Benefit applicants - '75% fit to work or drop claims'
Three-quarters of people who apply for sickness benefit were found fit to work or drop their claims before they are completed, the government says.
Figures show 887,300 of 1,175,700 people applying for employment and support allowance (ESA) between October 2008 and August 2010 failed to qualify.
Fitness to work tests are being changed following criticism from mental health groups and an independent review.
About 40% of applicants' appeals against rulings have been successful.'Clear evidence'
People claiming ESA - which replaced incapacity benefit - for the first time now have to go through a face-to-face test, the Work Capability Assessment, which was introduced under the previous Labour government.
The test is also in the process of being rolled out to 2.6 million people who were already claiming disability benefits.
The real significance of today's figures - showing three-quarters of new claims for sickness benefit are rejected - is how far they are replicated as the government tests those already on employment support allowance (ESA).
The view in government circles is that, given the right support, many of the more than two million claimants on ESA can work, and that in an era of computers and modern technology there should be jobs which people with minor disabilities can perform.
Ministers argue this is not just about saving money, it's also about trying to tackle inter-generational poverty by ensuring families are not abandoned on sickness benefits but helped back into work.
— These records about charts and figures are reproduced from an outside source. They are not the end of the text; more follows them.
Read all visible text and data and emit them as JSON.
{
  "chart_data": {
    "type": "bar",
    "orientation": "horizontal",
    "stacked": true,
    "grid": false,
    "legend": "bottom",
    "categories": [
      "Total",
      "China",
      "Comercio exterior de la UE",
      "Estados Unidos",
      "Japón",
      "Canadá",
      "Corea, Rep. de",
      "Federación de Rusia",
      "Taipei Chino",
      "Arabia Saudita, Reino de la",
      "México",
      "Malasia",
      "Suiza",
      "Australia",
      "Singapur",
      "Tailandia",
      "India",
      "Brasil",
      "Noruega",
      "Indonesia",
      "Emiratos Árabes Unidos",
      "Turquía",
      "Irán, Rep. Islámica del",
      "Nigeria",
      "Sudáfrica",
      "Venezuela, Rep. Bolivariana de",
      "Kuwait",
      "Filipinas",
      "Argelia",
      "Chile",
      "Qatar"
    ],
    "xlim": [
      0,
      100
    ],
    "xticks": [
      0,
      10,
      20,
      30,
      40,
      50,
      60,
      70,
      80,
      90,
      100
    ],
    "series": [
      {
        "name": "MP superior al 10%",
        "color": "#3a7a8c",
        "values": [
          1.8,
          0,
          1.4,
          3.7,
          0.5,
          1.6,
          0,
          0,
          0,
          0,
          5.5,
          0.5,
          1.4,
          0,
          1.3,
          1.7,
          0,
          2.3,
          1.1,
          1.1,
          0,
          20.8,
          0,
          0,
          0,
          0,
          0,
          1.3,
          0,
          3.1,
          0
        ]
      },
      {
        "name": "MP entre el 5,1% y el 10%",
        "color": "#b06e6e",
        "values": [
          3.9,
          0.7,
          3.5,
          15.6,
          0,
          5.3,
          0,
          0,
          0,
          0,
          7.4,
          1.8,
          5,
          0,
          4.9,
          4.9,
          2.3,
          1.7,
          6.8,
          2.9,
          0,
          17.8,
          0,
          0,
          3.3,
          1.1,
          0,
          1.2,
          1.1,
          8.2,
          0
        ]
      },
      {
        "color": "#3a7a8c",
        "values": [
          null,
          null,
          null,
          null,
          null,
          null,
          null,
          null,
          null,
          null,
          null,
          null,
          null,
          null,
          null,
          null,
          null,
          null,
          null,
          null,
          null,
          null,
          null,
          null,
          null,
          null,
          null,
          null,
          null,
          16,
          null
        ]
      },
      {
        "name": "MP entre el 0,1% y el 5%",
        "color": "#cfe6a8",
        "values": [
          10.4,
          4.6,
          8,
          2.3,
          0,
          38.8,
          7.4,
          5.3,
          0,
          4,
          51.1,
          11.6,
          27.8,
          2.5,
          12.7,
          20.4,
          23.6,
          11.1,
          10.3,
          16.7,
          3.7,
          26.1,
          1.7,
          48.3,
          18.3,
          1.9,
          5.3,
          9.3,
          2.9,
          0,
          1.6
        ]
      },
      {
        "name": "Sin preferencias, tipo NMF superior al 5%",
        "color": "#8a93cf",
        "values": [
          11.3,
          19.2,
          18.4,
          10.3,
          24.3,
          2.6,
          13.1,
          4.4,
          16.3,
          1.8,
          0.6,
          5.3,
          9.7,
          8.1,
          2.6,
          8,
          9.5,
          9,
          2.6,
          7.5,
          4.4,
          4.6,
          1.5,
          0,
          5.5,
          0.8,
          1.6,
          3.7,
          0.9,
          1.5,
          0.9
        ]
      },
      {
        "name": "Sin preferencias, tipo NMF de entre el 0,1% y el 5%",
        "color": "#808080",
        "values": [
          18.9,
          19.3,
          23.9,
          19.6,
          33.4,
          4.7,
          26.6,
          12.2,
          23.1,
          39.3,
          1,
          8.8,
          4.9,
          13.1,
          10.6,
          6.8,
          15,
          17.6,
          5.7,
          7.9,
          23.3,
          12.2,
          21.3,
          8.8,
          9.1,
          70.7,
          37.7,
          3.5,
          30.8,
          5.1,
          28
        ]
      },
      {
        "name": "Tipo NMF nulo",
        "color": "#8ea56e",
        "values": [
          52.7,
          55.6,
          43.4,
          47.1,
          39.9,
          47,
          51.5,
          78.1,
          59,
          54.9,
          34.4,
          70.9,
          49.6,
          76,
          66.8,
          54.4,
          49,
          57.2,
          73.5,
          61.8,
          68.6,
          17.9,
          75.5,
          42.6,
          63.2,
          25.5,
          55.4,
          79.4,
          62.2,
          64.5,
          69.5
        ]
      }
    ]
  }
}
And yet successive governments have tried and failed.
Indeed the number of claimants on sickness benefits has hardly fallen over the past 20 years - even when the economy was booming.
Ministers hope this time it will be different. The real challenge they face though is that they're trying to move people off ESA and back into work when there just aren't many jobs around.
Department for Work and Pensions figures for people applying for ESA between 27 October 2008 and 31 August 2010 show that of the 887,300 people who failed to qualify for assistance, 39% were judged fit to work, while 36% abandoned their claim - for example because their illness was short term.
Only 6% of claims - 73,500 people - were considered to be entitled to full ESA support.
Employment minister Chris Grayling said the figures showed how important it was to reassess people who were still on the old incapacity benefit.
"We now know very clearly that the vast majority of new claimants for sickness benefits are in fact able to return to work.
"That's why we are turning our attention to existing claimants, who were simply abandoned on benefits.
"That's why we are reassessing all of those claimants, and launching the work programme to provide specialist back to work support," he said.
He said those who could not work would get "unconditional support" but for other it was "right and proper that they start back on the road to employment".
The Work Capability Assessment involves a "functional health assessment" of someone's ability to work, rather than the previous "diagnostic medical assessment" by a GP or specialist, focusing on particular conditions.
It determines whether applicants are entitled to the highest rate of ESA - for those deemed unable to work due to sickness or disability, or are considered "fit for work" - in which case they are put on Jobseeker's Allowance instead.
It can also place applicants into a "work related activity group", where they will be expected to take steps to prepare themselves for work.
But the assessment has proved controversial and its rulings have prompted tens of thousands of appeals. An independent report found that the numbers of rulings overturned on appeal since the test was introduced had been "consistently around 40%".
The test was changed after criticism from mental health campaigners and an independent review of the system in November 2010.
The Harrington review recommended mental health experts be present in all assessment centres to ensure full understanding of individual conditions, more support for those being assessed and better communication of what the test entails.
The government accepted all the recommendations and says they will be implemented by the summer.
But mental health charity Mind has said it fears the assessments are still "unfit for purpose and will have a detrimental impact on people with mental health problems".